Relation to Prior Work: Yes.

Reproducibility: Yes

Additional Feedback:

Review 3

Summary and Contributions: This paper finds a local, online algorithm for performing reduced rank regression and canonical correlation analysis, and also any interpolation of the two. Update post-author-response: thanks for your reply, but linearity was not a big issue for me.

Strengths: The approach is elegant, and the circuit matches what's seen in hippocampus and neocortex -- including plateau potentials.

Weaknesses: No major weaknesses. A very minor weakness is that they're essentially doing linear dimensionality reduction, but it's likely that's a computation that the brain does.

Correctness: I think so.

Clarity: Yes.
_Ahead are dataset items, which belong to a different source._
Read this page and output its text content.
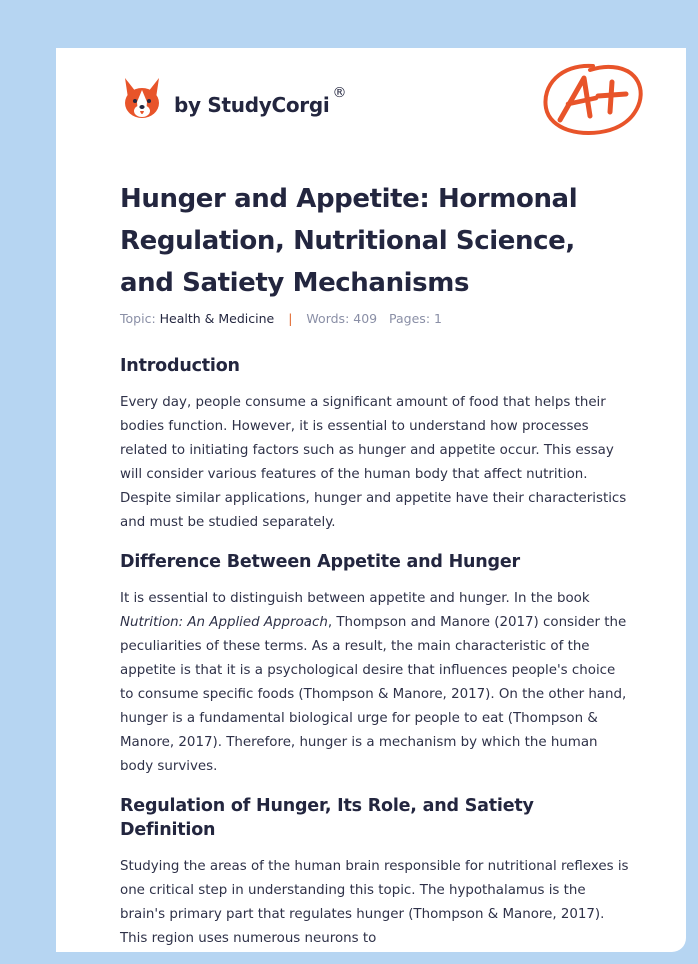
by StudyCorgi ®
Hunger and Appetite: Hormonal Regulation, Nutritional Science, and Satiety Mechanisms
Topic: Health & Medicine | Words: 409 Pages: 1
Introduction

Every day, people consume a significant amount of food that helps their bodies function. However, it is essential to understand how processes related to initiating factors such as hunger and appetite occur. This essay will consider various features of the human body that affect nutrition. Despite similar applications, hunger and appetite have their characteristics and must be studied separately.

Difference Between Appetite and Hunger

It is essential to distinguish between appetite and hunger. In the book Nutrition: An Applied Approach, Thompson and Manore (2017) consider the peculiarities of these terms. As a result, the main characteristic of the appetite is that it is a psychological desire that influences people's choice to consume specific foods (Thompson & Manore, 2017). On the other hand, hunger is a fundamental biological urge for people to eat (Thompson & Manore, 2017). Therefore, hunger is a mechanism by which the human body survives.

Regulation of Hunger, Its Role, and Satiety Definition

Studying the areas of the human brain responsible for nutritional reflexes is one critical step in understanding this topic. The hypothalamus is the brain's primary part that regulates hunger (Thompson & Manore, 2017). This region uses numerous neurons to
A bit dense, but that's because of the subject matter.

Relation to Prior Work: I'm not an expert, so I can't really say.

Reproducibility: Yes

Additional Feedback: None.

Review 4

Summary and Contributions: ***** UPDATE ***** I appreciate the new empirical results and am increasing my score by 1 point as a result. My remaining hesitations center on whether the paper effectively balances (1) model simplicity, (2) ability to account for experimental findings and (3) a computationally powerful algorithm. I was hoping for more on (1) and (2) in part because RRR is a relatively computationally weak/simple algorithm - maybe on par with PCA, which can be accomplished with a much simpler model like Oja's Rule. There have also already been published a number of multi-compartmental neuron models that implement interesting algorithms while explaining some subset of experimental findings (and I suspect that many more are possible), and it's not clear to me that this model is more parsimonious or explanatory than existing ones. If accepted, I would be happy to see some of the above briefly addressed in the paper. ***** The authors develop offline and online learning rules defined to achieve a Reduced Rank Regression objective. By mapping the online rule onto various intra-neuron signals in a neural model with segregated proximal and distal compartments, they develop the rule into a model of local cortical plasticity driven by supervisory signals. They further present the experimental evidence in support of the neural dynamics predicted by the online rule, and compare the performance of the offline and online rules to several baselines on the MediaMill benchmark dataset.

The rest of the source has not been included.